Hommage aux Jahaji (Gens du Bateau). Image photo-graphique de Jean S. Sahaï, © 2009.

Homme libre, toujours tu chériras la mer... chantait Baudelaire au XIXème siècle. A la même époque pour l'engagé indien, Kala Pani, ou l'Eau Noire, représentait l'enfer, l'espace tabou à ne pas franchir. On ne quitte pas sa terre natale... Quitter le continent indien pour chevaucher Kala Pani, c'était s'exposer à croiser des hoogli (monstres). Enjamber l'eau maudite brisait le lien familial et social avec Bharat, l'Inde Mère. En éloignant l'hindou de la Ganga sacrée, cet exil perturbait le cycle cosmique des réincarnations...

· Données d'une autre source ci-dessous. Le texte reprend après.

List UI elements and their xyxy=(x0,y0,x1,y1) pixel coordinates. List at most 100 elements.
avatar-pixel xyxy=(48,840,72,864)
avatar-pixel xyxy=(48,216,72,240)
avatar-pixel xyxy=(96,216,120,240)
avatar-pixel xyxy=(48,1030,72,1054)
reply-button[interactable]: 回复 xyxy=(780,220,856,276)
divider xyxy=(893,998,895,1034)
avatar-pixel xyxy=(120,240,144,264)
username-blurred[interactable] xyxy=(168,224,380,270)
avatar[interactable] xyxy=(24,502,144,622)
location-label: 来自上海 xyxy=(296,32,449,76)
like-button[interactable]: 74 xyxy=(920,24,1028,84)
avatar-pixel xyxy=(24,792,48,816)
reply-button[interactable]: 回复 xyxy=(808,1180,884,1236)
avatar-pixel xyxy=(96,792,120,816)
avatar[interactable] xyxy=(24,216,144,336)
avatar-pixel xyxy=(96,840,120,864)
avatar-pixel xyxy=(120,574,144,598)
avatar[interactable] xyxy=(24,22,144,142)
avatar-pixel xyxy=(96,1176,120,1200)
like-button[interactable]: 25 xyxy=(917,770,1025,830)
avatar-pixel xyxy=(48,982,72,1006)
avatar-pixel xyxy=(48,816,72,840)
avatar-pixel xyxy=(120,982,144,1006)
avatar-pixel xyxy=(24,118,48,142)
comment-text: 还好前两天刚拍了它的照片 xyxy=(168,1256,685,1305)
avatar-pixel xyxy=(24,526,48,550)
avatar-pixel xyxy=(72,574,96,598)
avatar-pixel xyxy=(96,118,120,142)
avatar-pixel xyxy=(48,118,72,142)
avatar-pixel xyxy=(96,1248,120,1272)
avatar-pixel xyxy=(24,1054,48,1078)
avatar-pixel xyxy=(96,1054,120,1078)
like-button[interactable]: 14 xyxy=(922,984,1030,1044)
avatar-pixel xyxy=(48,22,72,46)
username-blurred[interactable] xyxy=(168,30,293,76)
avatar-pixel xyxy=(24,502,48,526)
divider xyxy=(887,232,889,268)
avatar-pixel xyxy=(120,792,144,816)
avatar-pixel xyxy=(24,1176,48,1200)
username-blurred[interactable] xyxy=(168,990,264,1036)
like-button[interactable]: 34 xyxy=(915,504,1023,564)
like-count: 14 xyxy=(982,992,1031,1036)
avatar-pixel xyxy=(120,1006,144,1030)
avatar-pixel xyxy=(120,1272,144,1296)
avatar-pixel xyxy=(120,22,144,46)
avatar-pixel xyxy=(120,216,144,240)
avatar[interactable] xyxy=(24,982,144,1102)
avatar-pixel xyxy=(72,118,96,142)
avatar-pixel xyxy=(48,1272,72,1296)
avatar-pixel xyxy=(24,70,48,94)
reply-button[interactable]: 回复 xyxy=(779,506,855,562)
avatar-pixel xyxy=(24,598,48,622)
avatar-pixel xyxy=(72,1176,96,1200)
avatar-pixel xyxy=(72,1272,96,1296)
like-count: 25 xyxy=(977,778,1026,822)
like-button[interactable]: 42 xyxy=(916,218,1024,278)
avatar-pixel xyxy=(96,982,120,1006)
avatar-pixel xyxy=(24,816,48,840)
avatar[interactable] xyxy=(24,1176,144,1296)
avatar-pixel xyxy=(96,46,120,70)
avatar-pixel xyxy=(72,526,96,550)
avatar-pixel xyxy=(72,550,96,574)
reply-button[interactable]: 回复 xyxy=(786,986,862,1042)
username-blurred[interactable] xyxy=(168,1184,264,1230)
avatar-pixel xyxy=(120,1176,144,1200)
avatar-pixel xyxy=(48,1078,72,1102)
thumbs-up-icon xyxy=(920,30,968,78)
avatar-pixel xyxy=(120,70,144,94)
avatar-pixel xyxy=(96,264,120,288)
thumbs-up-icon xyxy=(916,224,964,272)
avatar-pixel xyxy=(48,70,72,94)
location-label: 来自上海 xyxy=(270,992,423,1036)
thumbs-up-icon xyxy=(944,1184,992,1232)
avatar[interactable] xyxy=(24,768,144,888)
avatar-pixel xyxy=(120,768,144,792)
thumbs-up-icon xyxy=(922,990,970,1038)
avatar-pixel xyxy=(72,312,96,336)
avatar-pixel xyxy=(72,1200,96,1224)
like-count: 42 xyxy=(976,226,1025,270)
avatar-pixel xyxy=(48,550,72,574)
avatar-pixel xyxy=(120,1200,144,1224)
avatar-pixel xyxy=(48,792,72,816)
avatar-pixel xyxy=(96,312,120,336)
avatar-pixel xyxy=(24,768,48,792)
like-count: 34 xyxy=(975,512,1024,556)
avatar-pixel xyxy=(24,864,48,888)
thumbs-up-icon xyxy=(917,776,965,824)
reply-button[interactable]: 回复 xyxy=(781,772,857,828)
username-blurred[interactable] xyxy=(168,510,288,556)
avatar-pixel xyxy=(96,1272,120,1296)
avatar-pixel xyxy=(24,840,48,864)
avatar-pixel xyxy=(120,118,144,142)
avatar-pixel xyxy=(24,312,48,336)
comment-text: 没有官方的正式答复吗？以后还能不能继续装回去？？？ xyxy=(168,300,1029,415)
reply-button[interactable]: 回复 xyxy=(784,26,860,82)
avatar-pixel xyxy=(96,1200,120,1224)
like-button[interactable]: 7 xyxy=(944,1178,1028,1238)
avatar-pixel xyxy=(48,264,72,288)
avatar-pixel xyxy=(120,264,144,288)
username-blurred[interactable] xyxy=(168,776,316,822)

Prenant pour protection leurs Dieux, le héros Madouraï Viran, le prophète Nagoumira, les hardis conquérants partaient nonobstant. Pour exorciser la peur de la traversée interdite, illusionner ceux qu'ils allaient soumettre à la pwofitasyon cannière en leur promettant l'Eldorado, les Britanniques embarquaient aussi de grands chaudrons d'eau de Gange... Beaucoup d'engagés souffrirent, maltraités ou malades. D'autres rendirent l'âme. Jetés par dessus-bord avec leurs bels espoirs de poudre d'or, ils finirent festin pour requins. 

Pour nous descendants, Kala Pani n'est plus que la perte de notre identité originelle. En créant aux îles une geste indo-créole, "un nouvel imaginaire corallien" (Khal Thorabully), le défiant océan s'est fait source de résilience, de construction et de beauté. 

La mer, depuis toujours notre forte maîtresse
De ses accents prenants, ses richesses pulsées,
Nous invite à tirer hardiment un grand trait.
Comme elle, point lassés, à espérer encore
Que le train de la vie nous conduit à bon port.